Relationships are predicated on trust. Trust makes up the foundation without which they cannot stand, and anything that shakes that trust in turn threatens the relationship it supports. While this is true for any type of relationship, it is especially true for a relationship which features the level of power exchange found in Dominance and submission.

When looked at from the point of view of the submissive partner, the need for trust is clear. The partner gives up control of themselves and their body to their partner, oftentimes to such an extent that they are at their partner’s mercy. To do so requires a strong belief that the Dominant partner will take care of them, will not subject them to an experience that they cannot handle, and will act in a way that keeps the submissive’s best interest in mind. If that trust is violated, consent to submit may easily be revoked, and if the violation is serious, the relationship itself may come to an end.

However, trust is also required going the other way. The Dominant must also be able to trust the submissive. To effectively dominate, the Dominant must know that they have consent from their partner, must know that their partner accepts the basic premise of the particular D/s compact they have in place, and must have confidence that their partner will at least attempt to submit and abide by any rules they have implemented.

Note that the above allows for imperfection! No submissive is perfect, and neither is any Dominant! It’s absolutely possible (and it happens often) that the submissive partner may struggle with a rule, or have a day in which submission doesn’t come naturally. It’s also perfectly possible for the Dominant (and it happens often as well) to ask for too much, to tread too close to a limit, or to fail to dominate when their partner wants or needs them to.
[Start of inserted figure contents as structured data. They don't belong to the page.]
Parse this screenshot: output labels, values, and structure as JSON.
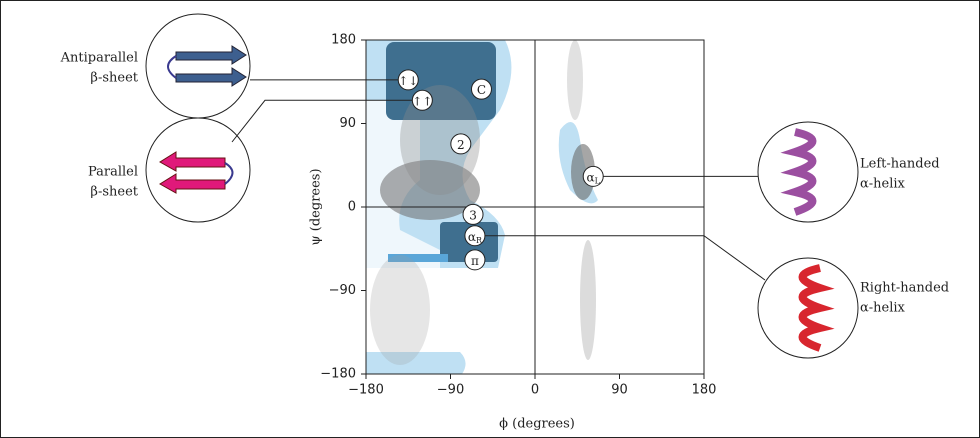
{
  "chart_data": {
    "type": "ramachandran",
    "x_label": "ϕ (degrees)",
    "y_label": "ψ (degrees)",
    "xlim": [
      -180,
      180
    ],
    "ylim": [
      -180,
      180
    ],
    "xticks": [
      {
        "value": -180,
        "label": "−180"
      },
      {
        "value": -90,
        "label": "−90"
      },
      0,
      90,
      180
    ],
    "yticks": [
      {
        "value": -180,
        "label": "−180"
      },
      {
        "value": -90,
        "label": "−90"
      },
      0,
      90,
      180
    ],
    "regions": [
      {
        "label": "↑↓",
        "x": -135,
        "y": 137
      },
      {
        "label": "↑↑",
        "x": -120,
        "y": 115
      },
      {
        "label": "C",
        "x": -57,
        "y": 127
      },
      {
        "label": "2",
        "x": -79,
        "y": 68
      },
      {
        "label": "3",
        "x": -66,
        "y": -8
      },
      {
        "label": "α",
        "sub": "R",
        "x": -64,
        "y": -31
      },
      {
        "label": "π",
        "x": -64,
        "y": -57
      },
      {
        "label": "α",
        "sub": "L",
        "x": 62,
        "y": 33
      }
    ],
    "callouts": [
      [
        "Antiparallel",
        "β-sheet"
      ],
      [
        "Parallel",
        "β-sheet"
      ],
      [
        "Left-handed",
        "α-helix"
      ],
      [
        "Right-handed",
        "α-helix"
      ]
    ]
  }
}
Perfection isn’t required for trust to be maintained, but what IS required on both sides is a best effort. If you believe that your partner is really trying to live up to their side of their side of the bargain, your trust can remain unshaken even if they make an occasional mistake.

It’s when you no longer have confidence that your partner is trying that a crisis of trust develops. If you are the submissive, things that might shake your confidence in your partner include lack of respect for limits, placing you in situations you feel are physically or emotionally risky, a diminished interest in domination, etc. If you are the Dominant, symptoms that might cause you to doubt your partner include a lack of interest in submission, limits that get more stringent over time, or simple refusal to comply with reasonable and accepted Dominant requirements.

Communication is essential when trust is at risk. The issues that have caused trust to be threatened must be surfaced and addressed or progress will be impossible and the relationship may fail. In many cases, communication may restore the trust that was lost, as it can reveal and correct misunderstandings, expose and explain hidden motivations, and allow unexpressed feelings a chance for expression.

Joy and I have occasional hiccups in our relationship. Sometimes the hiccups go away in a day or two, but occasionally they last longer (anybody know a good cure for hiccups?). Fortunately, however, the trust that we have in each other remains strong. We each know that the other values and enjoys our relationship, and will do their best to make sure that we are happy and healthy. And that knowledge itself acts as strong medicine to help us through relationship woes.